Toda a trama, basicamente, gira em torno de disputas pelo poder sobre o continente de Westeros, que ocorrem tanto em salas de reuniões quanto em campos de batalha. Confesso que não tenho muita paciência para jogos políticos, mas Martin dá um jeito de manter a coisa interessante.

Westeros é povoado por dezenas de Famílias/Casas, que se aliam e guerreiam umas com as outras. Na série, as que ganham mais destaque são as Casas Stark, Lannister, Baratheon, Targaryen, Martell e Tully. Leva um tempo até gravar quem pertence a qual Casa e qual o seu papel na trama, mas felizmente o leitor conta com um apêndice no final do livro, separado por Casas ou por outros tipos de afiliação (como é o caso da Patrulha da Noite ou das Companhias Livres).

Alguns leitores podem ficar meio chocados com as detalhadas cenas de sexo que aparecem ao longo da narrativa, mas vale dizer que elas ajudam a dar mais, digamos, realismo aos livros, e mesmo quem se sente constrangido com esse tipo de coisa não deve deixar de ler a série.

Há criaturas fantásticas e magia, sim, mas o foco está em conflitos que poderiam muito bem acontecer no mundo real – é diferente, por exemplo, de O Senhor dos Anéis, em que magos, orcs e dragões aparecem o tempo todo ao longo da história.

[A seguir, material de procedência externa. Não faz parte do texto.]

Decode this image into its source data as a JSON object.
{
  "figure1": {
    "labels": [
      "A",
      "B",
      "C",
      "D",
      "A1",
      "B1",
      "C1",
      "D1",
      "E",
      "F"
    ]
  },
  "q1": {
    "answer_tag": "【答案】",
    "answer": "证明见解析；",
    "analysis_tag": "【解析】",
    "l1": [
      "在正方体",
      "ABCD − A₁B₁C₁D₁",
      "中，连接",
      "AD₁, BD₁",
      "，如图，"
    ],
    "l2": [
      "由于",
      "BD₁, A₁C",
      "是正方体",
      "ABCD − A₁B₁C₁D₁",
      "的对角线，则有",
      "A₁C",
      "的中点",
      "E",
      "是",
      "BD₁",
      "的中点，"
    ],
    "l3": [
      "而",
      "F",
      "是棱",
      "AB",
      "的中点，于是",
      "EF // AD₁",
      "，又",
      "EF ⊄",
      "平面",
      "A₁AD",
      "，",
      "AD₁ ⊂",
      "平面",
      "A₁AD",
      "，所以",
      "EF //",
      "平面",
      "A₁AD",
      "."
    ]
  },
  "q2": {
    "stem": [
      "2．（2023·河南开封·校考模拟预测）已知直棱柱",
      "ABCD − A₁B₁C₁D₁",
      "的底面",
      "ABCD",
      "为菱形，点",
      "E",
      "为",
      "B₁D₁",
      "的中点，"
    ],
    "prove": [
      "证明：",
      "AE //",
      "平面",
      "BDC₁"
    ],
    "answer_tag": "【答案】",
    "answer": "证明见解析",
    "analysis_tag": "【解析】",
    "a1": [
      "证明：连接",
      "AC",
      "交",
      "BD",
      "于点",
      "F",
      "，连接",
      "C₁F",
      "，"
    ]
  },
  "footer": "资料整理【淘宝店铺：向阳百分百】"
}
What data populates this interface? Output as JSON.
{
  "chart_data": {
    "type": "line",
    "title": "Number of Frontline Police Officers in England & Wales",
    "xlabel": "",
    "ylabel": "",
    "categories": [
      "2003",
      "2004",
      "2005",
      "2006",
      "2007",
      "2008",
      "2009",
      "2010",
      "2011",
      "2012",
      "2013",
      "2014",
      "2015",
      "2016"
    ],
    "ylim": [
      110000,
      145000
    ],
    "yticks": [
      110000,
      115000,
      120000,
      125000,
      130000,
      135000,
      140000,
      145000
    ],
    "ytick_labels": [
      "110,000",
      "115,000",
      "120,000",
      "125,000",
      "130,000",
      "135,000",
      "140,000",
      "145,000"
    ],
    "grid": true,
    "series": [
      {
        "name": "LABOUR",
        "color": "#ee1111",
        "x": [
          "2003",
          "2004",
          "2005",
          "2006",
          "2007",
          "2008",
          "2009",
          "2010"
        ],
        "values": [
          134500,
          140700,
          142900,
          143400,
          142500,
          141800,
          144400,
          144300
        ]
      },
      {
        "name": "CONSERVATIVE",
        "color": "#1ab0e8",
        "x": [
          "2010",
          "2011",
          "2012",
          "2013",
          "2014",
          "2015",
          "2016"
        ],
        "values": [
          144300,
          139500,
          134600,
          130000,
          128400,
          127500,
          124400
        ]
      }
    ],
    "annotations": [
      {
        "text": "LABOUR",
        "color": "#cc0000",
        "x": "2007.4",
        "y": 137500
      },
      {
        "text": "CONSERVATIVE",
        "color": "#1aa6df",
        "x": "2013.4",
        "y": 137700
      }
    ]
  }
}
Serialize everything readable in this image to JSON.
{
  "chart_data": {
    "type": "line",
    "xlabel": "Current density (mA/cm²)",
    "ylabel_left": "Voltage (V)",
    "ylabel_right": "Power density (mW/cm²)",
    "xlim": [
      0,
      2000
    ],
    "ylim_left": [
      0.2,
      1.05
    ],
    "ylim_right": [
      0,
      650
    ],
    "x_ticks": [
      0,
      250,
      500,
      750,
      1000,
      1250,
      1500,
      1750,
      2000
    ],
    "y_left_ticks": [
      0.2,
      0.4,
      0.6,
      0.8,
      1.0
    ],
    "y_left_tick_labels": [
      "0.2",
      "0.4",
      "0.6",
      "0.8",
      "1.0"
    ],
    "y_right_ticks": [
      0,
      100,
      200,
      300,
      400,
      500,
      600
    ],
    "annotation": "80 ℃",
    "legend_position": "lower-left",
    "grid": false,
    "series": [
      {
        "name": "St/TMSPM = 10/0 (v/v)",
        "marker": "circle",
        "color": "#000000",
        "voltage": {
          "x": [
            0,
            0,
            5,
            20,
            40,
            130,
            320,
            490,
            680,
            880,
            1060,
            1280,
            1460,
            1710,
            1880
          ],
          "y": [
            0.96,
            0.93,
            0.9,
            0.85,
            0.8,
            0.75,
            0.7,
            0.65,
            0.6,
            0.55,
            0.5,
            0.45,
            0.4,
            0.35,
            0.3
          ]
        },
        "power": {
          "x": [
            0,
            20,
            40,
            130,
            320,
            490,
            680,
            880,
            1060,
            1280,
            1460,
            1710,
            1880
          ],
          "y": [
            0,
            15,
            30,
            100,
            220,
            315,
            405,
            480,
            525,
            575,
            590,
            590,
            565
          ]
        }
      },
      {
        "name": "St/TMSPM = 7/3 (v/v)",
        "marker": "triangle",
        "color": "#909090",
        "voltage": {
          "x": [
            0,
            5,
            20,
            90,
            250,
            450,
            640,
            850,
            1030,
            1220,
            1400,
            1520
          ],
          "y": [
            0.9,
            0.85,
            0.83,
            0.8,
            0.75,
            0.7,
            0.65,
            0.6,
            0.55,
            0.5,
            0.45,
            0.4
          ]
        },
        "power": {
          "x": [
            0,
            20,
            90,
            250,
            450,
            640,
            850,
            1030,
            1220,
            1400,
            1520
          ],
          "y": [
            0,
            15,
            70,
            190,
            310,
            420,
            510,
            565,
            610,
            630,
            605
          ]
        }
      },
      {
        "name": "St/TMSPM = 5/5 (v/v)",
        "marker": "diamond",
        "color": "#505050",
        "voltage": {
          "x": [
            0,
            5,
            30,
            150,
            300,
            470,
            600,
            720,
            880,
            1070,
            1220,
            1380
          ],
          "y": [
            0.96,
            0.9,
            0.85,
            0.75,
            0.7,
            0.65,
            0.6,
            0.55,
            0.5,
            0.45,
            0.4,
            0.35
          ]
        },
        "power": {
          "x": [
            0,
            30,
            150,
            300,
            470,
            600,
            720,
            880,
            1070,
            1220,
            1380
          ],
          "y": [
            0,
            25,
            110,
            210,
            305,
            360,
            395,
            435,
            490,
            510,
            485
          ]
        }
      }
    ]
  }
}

Cada personagem tem uma visão própria, e a experiência do leitor passa diretamente por esse filtro (o que eu não considero um problema, muito pelo contrário).

Como prometido, não vou contar detalhes da história, porque há tantas reviravoltas que qualquer revelação pode acabar estragando grandes surpresas (por essa razão, os “aperitivos” no final do post são todos do primeiro livro, e foram selecionados com um cuidado especial).

As Crônicas de Gelo e Fogo estão entre aqueles livros que eu não apenas adorei ler, mas que recomendo fortemente para todos os meus amigos, especialmente para quem curte o gênero de Fantasia (há magias e dragões e outros seres fantásticos, embora o foco esteja nos personagens, todos humanos).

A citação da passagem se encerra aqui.